One is similar to most of the other ahu on the island. The other is made of different rock — hard basalt — which has been finely carved, the stones fitting together precisely, just like at Machu Pichu and other Inca sites in Peru. This discovery led Norwegian anthropologist, Thor Heyerdahl, to take his famous Kon-Tiki voyage in 1947 to “prove” that Polynesian people originated in South America.
Today, DNA testing has proved Heyerdahl wrong — Polynesians originated in Asia and sailed east. But this Inca-like construction still suggests that there may have been some contact with South America at some point in pre-history.
Along with the puzzle of how more than 1,000 stone moai, each weighing many tons, were moved from the quarry to ahu platforms all over the island, the puzzle of the ahu at Vinapu remains a mystery.
The bus next took us to Orongo, high up on the edge of the Rano Kau volcano crater. The wind was crazy strong up there! Here are the partially reconstructed remains of the “Birdman” village. Stone houses here were used as a sort of monastery for Rapa Nui priests, except at the new year. Each spring the “manu tara” (the sooty tern, a migratory bird), would return to the tiny rock known as “moto nui,” just a mile off shore, and very visible from this high and windy peak.

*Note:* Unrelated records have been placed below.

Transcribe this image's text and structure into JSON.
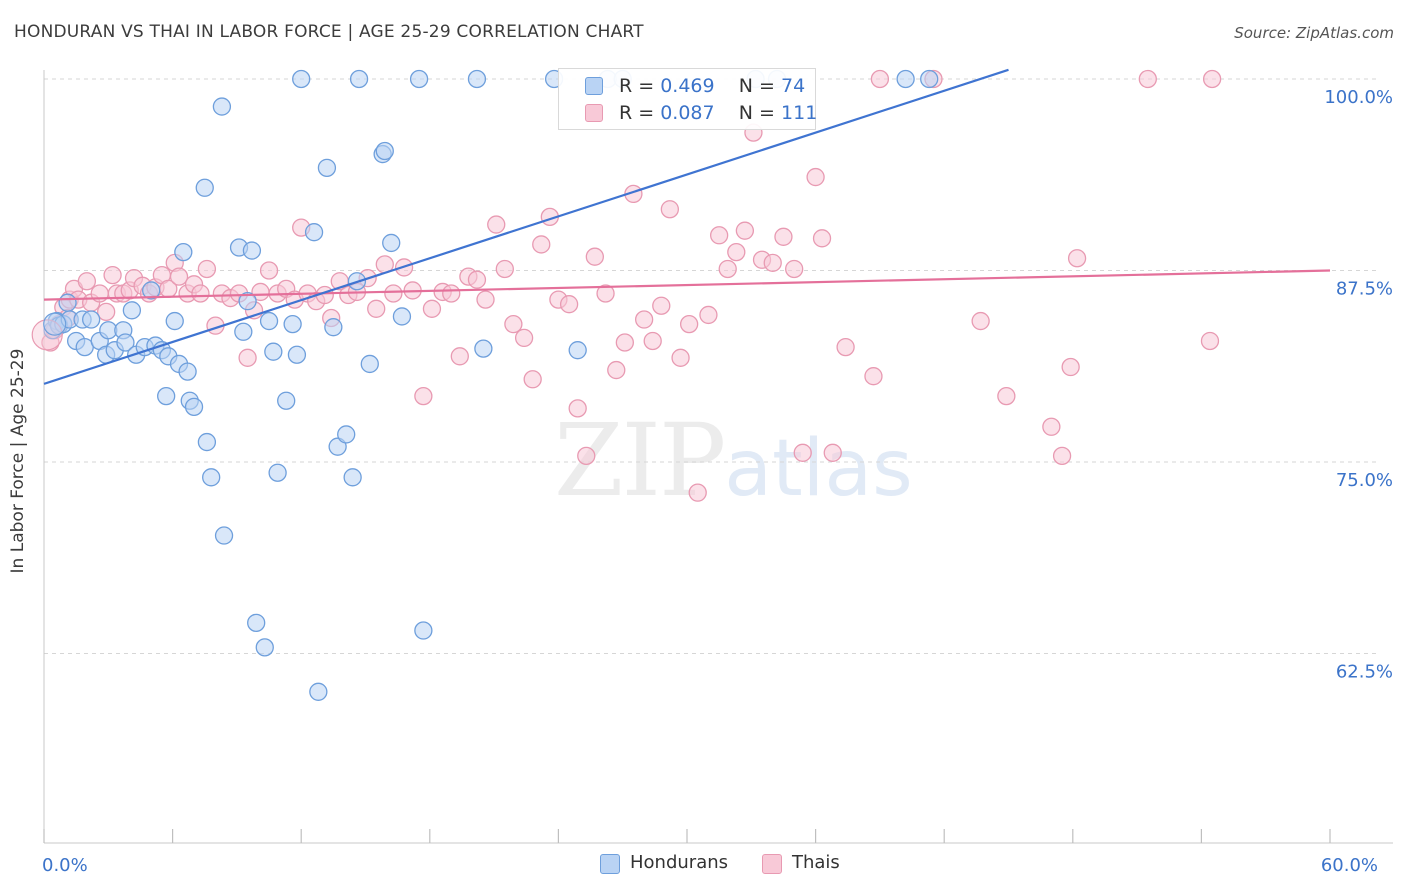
{
  "header": {
    "title": "HONDURAN VS THAI IN LABOR FORCE | AGE 25-29 CORRELATION CHART",
    "source": "Source: ZipAtlas.com"
  },
  "watermark": {
    "zip": "ZIP",
    "atlas": "atlas"
  },
  "legend": {
    "r_label": "R =",
    "n_label": "N =",
    "hondurans": {
      "r": "0.469",
      "n": "74"
    },
    "thais": {
      "r": "0.087",
      "n": "111"
    }
  },
  "bottom_legend": {
    "hondurans": "Hondurans",
    "thais": "Thais"
  },
  "colors": {
    "hondurans_fill": "#b9d3f4",
    "hondurans_stroke": "#6e9fdc",
    "hondurans_line": "#3f74d1",
    "thais_fill": "#f8c9d7",
    "thais_stroke": "#e89ab2",
    "thais_line": "#e4709a",
    "axis_label": "#3b73c9",
    "grid": "#d6d6d6"
  },
  "chart_data": {
    "type": "scatter",
    "title": "HONDURAN VS THAI IN LABOR FORCE | AGE 25-29 CORRELATION CHART",
    "xlabel": "",
    "ylabel": "In Labor Force | Age 25-29",
    "xlim": [
      0,
      60
    ],
    "ylim": [
      50.7,
      100.6
    ],
    "x_tick_labels": [
      {
        "value": 0,
        "label": "0.0%"
      },
      {
        "value": 60,
        "label": "60.0%"
      }
    ],
    "y_tick_labels": [
      {
        "value": 100,
        "label": "100.0%"
      },
      {
        "value": 87.5,
        "label": "87.5%"
      },
      {
        "value": 75,
        "label": "75.0%"
      },
      {
        "value": 62.5,
        "label": "62.5%"
      }
    ],
    "x_minor_ticks": [
      6,
      12,
      18,
      24,
      30,
      36,
      42,
      48,
      54
    ],
    "grid": "horizontal dashed",
    "legend_position": "top-center",
    "series": [
      {
        "name": "Hondurans",
        "r": 0.469,
        "n": 74,
        "trend": {
          "x": [
            0,
            45
          ],
          "y": [
            80.1,
            100.6
          ]
        },
        "points": [
          [
            0.4,
            83.6
          ],
          [
            0.6,
            84.2
          ],
          [
            0.7,
            83.9
          ],
          [
            0.9,
            84.0
          ],
          [
            1.1,
            85.4
          ],
          [
            1.2,
            84.3
          ],
          [
            1.5,
            82.9
          ],
          [
            1.8,
            84.3
          ],
          [
            1.9,
            82.5
          ],
          [
            2.2,
            84.3
          ],
          [
            2.6,
            82.9
          ],
          [
            2.9,
            82.0
          ],
          [
            3.0,
            83.6
          ],
          [
            3.3,
            82.3
          ],
          [
            3.7,
            83.6
          ],
          [
            3.8,
            82.8
          ],
          [
            4.1,
            84.9
          ],
          [
            4.3,
            82.0
          ],
          [
            4.7,
            82.5
          ],
          [
            5.0,
            86.2
          ],
          [
            5.2,
            82.6
          ],
          [
            5.5,
            82.3
          ],
          [
            5.7,
            79.3
          ],
          [
            5.8,
            81.9
          ],
          [
            6.1,
            84.2
          ],
          [
            6.3,
            81.4
          ],
          [
            6.5,
            88.7
          ],
          [
            6.7,
            80.9
          ],
          [
            6.8,
            79.0
          ],
          [
            7.0,
            78.6
          ],
          [
            7.5,
            92.9
          ],
          [
            7.6,
            76.3
          ],
          [
            7.8,
            74.0
          ],
          [
            8.3,
            98.2
          ],
          [
            8.4,
            70.2
          ],
          [
            9.1,
            89.0
          ],
          [
            9.3,
            83.5
          ],
          [
            9.5,
            85.5
          ],
          [
            9.7,
            88.8
          ],
          [
            9.9,
            64.5
          ],
          [
            10.3,
            62.9
          ],
          [
            10.5,
            84.2
          ],
          [
            10.7,
            82.2
          ],
          [
            10.9,
            74.3
          ],
          [
            11.3,
            79.0
          ],
          [
            11.6,
            84.0
          ],
          [
            11.8,
            82.0
          ],
          [
            12.0,
            100.0
          ],
          [
            12.6,
            90.0
          ],
          [
            12.8,
            60.0
          ],
          [
            13.2,
            94.2
          ],
          [
            13.5,
            83.8
          ],
          [
            13.7,
            76.0
          ],
          [
            14.1,
            76.8
          ],
          [
            14.4,
            74.0
          ],
          [
            14.6,
            86.8
          ],
          [
            14.7,
            100.0
          ],
          [
            15.2,
            81.4
          ],
          [
            15.8,
            95.1
          ],
          [
            15.9,
            95.3
          ],
          [
            16.2,
            89.3
          ],
          [
            16.7,
            84.5
          ],
          [
            17.5,
            100.0
          ],
          [
            17.7,
            64.0
          ],
          [
            20.2,
            100.0
          ],
          [
            20.5,
            82.4
          ],
          [
            23.8,
            100.0
          ],
          [
            24.9,
            82.3
          ],
          [
            26.3,
            100.0
          ],
          [
            27.0,
            100.0
          ],
          [
            33.2,
            100.0
          ],
          [
            34.2,
            100.0
          ],
          [
            40.2,
            100.0
          ],
          [
            41.3,
            100.0
          ]
        ]
      },
      {
        "name": "Thais",
        "r": 0.087,
        "n": 111,
        "trend": {
          "x": [
            0,
            60
          ],
          "y": [
            85.6,
            87.5
          ]
        },
        "points": [
          [
            0.3,
            82.8
          ],
          [
            0.5,
            83.6
          ],
          [
            0.7,
            84.0
          ],
          [
            0.9,
            85.1
          ],
          [
            1.1,
            84.4
          ],
          [
            1.2,
            85.6
          ],
          [
            1.4,
            86.3
          ],
          [
            1.6,
            85.6
          ],
          [
            2.0,
            86.8
          ],
          [
            2.2,
            85.4
          ],
          [
            2.6,
            86.0
          ],
          [
            2.9,
            84.8
          ],
          [
            3.2,
            87.2
          ],
          [
            3.4,
            86.0
          ],
          [
            3.7,
            86.0
          ],
          [
            4.0,
            86.2
          ],
          [
            4.2,
            87.0
          ],
          [
            4.6,
            86.5
          ],
          [
            4.9,
            86.0
          ],
          [
            5.2,
            86.4
          ],
          [
            5.5,
            87.2
          ],
          [
            5.8,
            86.3
          ],
          [
            6.1,
            88.0
          ],
          [
            6.3,
            87.1
          ],
          [
            6.7,
            86.0
          ],
          [
            7.0,
            86.6
          ],
          [
            7.3,
            86.0
          ],
          [
            7.6,
            87.6
          ],
          [
            8.0,
            83.9
          ],
          [
            8.3,
            86.0
          ],
          [
            8.7,
            85.7
          ],
          [
            9.1,
            86.0
          ],
          [
            9.5,
            81.8
          ],
          [
            9.8,
            84.9
          ],
          [
            10.1,
            86.1
          ],
          [
            10.5,
            87.5
          ],
          [
            10.9,
            86.0
          ],
          [
            11.3,
            86.3
          ],
          [
            11.7,
            85.6
          ],
          [
            12.0,
            90.3
          ],
          [
            12.3,
            86.0
          ],
          [
            12.7,
            85.5
          ],
          [
            13.1,
            85.9
          ],
          [
            13.4,
            84.4
          ],
          [
            13.8,
            86.8
          ],
          [
            14.2,
            85.9
          ],
          [
            14.6,
            86.1
          ],
          [
            15.1,
            87.0
          ],
          [
            15.5,
            85.0
          ],
          [
            15.9,
            87.9
          ],
          [
            16.3,
            86.0
          ],
          [
            16.8,
            87.7
          ],
          [
            17.2,
            86.2
          ],
          [
            17.7,
            79.3
          ],
          [
            18.1,
            85.0
          ],
          [
            18.6,
            86.1
          ],
          [
            19.0,
            86.0
          ],
          [
            19.4,
            81.9
          ],
          [
            19.8,
            87.1
          ],
          [
            20.2,
            86.9
          ],
          [
            20.6,
            85.6
          ],
          [
            21.1,
            90.5
          ],
          [
            21.5,
            87.6
          ],
          [
            21.9,
            84.0
          ],
          [
            22.4,
            83.1
          ],
          [
            22.8,
            80.4
          ],
          [
            23.2,
            89.2
          ],
          [
            23.6,
            91.0
          ],
          [
            24.0,
            85.6
          ],
          [
            24.5,
            85.3
          ],
          [
            24.9,
            78.5
          ],
          [
            25.3,
            75.4
          ],
          [
            25.7,
            88.4
          ],
          [
            26.2,
            86.0
          ],
          [
            26.7,
            81.0
          ],
          [
            27.1,
            82.8
          ],
          [
            27.5,
            92.5
          ],
          [
            28.0,
            84.3
          ],
          [
            28.4,
            82.9
          ],
          [
            28.8,
            85.2
          ],
          [
            29.2,
            91.5
          ],
          [
            29.7,
            81.8
          ],
          [
            30.1,
            84.0
          ],
          [
            30.5,
            73.0
          ],
          [
            31.0,
            84.6
          ],
          [
            31.5,
            89.8
          ],
          [
            31.9,
            87.6
          ],
          [
            32.3,
            88.7
          ],
          [
            32.7,
            90.1
          ],
          [
            33.1,
            96.5
          ],
          [
            33.5,
            88.2
          ],
          [
            34.0,
            88.0
          ],
          [
            34.5,
            89.7
          ],
          [
            35.0,
            87.6
          ],
          [
            35.4,
            75.6
          ],
          [
            36.0,
            93.6
          ],
          [
            36.3,
            89.6
          ],
          [
            36.8,
            75.6
          ],
          [
            37.4,
            82.5
          ],
          [
            38.7,
            80.6
          ],
          [
            39.0,
            100.0
          ],
          [
            41.5,
            100.0
          ],
          [
            43.7,
            84.2
          ],
          [
            44.9,
            79.3
          ],
          [
            47.0,
            77.3
          ],
          [
            47.5,
            75.4
          ],
          [
            47.9,
            81.2
          ],
          [
            48.2,
            88.3
          ],
          [
            51.5,
            100.0
          ],
          [
            54.5,
            100.0
          ],
          [
            54.4,
            82.9
          ]
        ]
      }
    ]
  }
}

This “Olympics” was devised as a peaceful competition to put an end to the tribal wars that ended the moai period.
When Ma-ke-Ma-ke, the creator god, sent the manu tara birds back to moto nui, champions of each of the 15 tribes would launch a competition to climb down the steep cliff face, swim the mile out to the islet, find one of the first eggs of the sooty tern, swim back, climb the cliff face, and deliver the egg, unbroken, to their chief.
The first champion to return an egg (or more likely, the only one to survive the climb, the currents, the sharks, and the other competitors) would win for his tribal chief the right to reign as king over all of the tribes until the next year. He would win for himself seven carefully selected virgins and a year off from all labor and social obligations so that he might enjoy them.
Apparently the entire affair was devised as a very clever way to end the wars, to “democratically” elect a king each year, and to strengthen the gene pool by breeding very strong guys with hearty females. When Catholic missionaries arrived, they promptly put an end to it.
Artifacts at the Bishop Museum |
One of the last remaining eyes of the moai |
At Tahai, one of the few restored moai with replica eyes added, and with red hat, showing how they originally appeared. |
After finishing our free drinks, we walked up the road in the opposite direction of town to explore the fishermen’s bay. Along the way we passed an “ecolodge” hotel owned by a German company that is on disputed land. The Rapa Nui people claim that the land was acquired fraudulently, and protest by placing black flags around the property and spraying graffiti on the fences.
We returned to the hotel to enjoy a glass or two of wine before dinner. The news of record snow storms back home helps us to appreciate sunshine and temperatures in the high 70s. Dinner this evening is our “farewell” to Easter Island. It was served under a tent near the “sunset moai” at the southwest corner of the island
The kitchen is owned by a Rapa Nui woman whose father was given “the worst land on the island” by his family when he married. This was in the 1960s, before tourism was even considered. Then, in 1968, achaeologist William Malloy came and restored the ahu just down the hill and raised the fallen moai there. By the mid-1970s this was one of the most visited spots by tourists, and the business has flourished.
Most of the other group members had made reservations for a “cultural show” with music and dancing. We elected to skip it and returned to the hotel to get packed for tomorrow’s departure from the island.